A groundbreaking ceremony was held Tuesday for a new Portage lakefront park that will be developed jointly by the Indiana Dunes National Lakeshore and the city of Portage.

The 66-acre beachfront park was previously part of the former Midwest Steel plant and was purchased in 2004 by the National Park Service. Through a cooperative agreement, Portage will develop and maintain a city beach on the national park property.

The new park, located on the west side of Burns Waterway, will include interpretive trails, a scenic overlook and an interpretive overlook. The park itself is part of a more ambitious project that includes a riverwalk along Burns Waterway and links with an expanded public marina, the city’s downtown, and the South Shore train station. In addition, the project includes a trail linkage between the east and west units of the National Lakeshore.

The project will involve the removal of the wastewater treatment plant that previously served the steel mill.

The Portage project is the first project to go forward under the Marquette Plan, a regional endeavor spearheaded by U.S. Rep. Peter Visclosky that seeks to open the Lake Michigan shoreline and surrounding areas for public access.

The participants in the first phase of the Marquette Plan are Portage as well as the Lake County cities of Gary, Hammond, East Chicago and Whiting. A second phase would extend the project eastward into the rest of Porter County and into LaPorte County.
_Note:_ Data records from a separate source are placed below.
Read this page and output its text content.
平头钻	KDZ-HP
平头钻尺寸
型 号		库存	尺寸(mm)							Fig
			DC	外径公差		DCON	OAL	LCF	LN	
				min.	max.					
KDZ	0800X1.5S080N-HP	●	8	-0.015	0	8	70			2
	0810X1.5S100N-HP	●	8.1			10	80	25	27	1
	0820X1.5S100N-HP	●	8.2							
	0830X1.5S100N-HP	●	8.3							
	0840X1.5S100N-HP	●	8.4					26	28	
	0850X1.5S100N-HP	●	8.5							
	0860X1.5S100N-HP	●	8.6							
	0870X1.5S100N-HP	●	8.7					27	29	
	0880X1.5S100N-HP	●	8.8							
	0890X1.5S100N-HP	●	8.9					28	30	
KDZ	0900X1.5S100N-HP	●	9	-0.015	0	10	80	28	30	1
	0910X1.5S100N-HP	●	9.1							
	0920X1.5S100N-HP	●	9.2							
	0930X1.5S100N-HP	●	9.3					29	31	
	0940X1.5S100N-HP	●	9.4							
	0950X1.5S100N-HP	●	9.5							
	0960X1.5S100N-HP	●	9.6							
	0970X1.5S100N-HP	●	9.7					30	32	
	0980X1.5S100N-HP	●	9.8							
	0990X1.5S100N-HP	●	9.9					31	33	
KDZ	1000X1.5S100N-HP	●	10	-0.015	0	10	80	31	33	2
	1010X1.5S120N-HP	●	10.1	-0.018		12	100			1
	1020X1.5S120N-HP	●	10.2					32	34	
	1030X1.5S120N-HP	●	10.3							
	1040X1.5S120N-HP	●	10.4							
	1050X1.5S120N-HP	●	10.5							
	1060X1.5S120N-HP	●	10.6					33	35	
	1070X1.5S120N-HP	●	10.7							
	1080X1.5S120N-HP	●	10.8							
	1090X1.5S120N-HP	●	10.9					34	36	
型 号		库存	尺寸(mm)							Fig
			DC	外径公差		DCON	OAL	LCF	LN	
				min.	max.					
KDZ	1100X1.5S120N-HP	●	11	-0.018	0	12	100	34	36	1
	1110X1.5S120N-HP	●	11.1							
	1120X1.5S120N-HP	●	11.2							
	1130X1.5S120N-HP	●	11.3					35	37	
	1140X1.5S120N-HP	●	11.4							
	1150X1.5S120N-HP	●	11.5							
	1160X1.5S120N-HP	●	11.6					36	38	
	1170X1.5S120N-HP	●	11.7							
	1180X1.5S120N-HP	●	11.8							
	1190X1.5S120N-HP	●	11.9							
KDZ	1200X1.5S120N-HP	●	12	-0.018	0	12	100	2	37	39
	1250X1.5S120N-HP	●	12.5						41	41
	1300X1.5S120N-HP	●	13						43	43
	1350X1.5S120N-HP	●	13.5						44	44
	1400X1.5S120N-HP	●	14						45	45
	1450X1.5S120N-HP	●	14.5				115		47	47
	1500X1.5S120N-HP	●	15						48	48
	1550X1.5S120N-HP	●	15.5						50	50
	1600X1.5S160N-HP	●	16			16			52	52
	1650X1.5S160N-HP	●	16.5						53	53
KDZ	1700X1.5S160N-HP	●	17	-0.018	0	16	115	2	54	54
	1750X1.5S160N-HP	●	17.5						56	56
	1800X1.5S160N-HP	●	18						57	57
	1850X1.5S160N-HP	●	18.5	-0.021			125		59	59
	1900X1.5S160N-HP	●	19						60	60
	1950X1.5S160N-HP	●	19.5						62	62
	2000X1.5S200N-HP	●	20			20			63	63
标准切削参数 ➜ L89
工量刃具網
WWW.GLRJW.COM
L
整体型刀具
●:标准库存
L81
Chuck Brimmer, a Visclosky staffer, said the Portage park project meets all the Marquette Plan’s criteria by both preserving green space and by opening the lakefront for public use.

Brimmer said that just as no one can imagine Chicago without Lake Shore Drive or New York City without Central Park, “one day you will not be able to think of Northwest Indiana without the Marquette Plan and its open spaces.”

Visclosky secured federal funds totaling $300,000 to demolish the treatment plant, with the city providing a 25 percent match. In addition, the National Park Service spent $3.6 million to purchase the property, which was placed in the authorized boundaries of the Indiana Dunes National lakeshore in the 1976 expansion bill.

“We spent the next 20 years cleaning it up,” said City Planner A.J. Monroe, referring to the previous use of the property as a disposal site for hazardous pickling liquor sludges.

The city of Portage will now ask the Northwest Indiana Regional Development Authority for $5 million to proceed with the park development, Monroe said.

The request before the RDA will be made at the June meeting. If the RDA votes to approve the funding at a subsequent meeting, Monroe said the city will hire a planning consultant. It will likely take about a year for the environmental assessment and other planning studies, then about two years for the actual park construction, he said.

Brimmer said Visclosky continues to work with the other Marquette Plan’s projects, but that the next one that appears ready to go forward is in the city of Whiting, in which the lakefront park will be improved and expanded.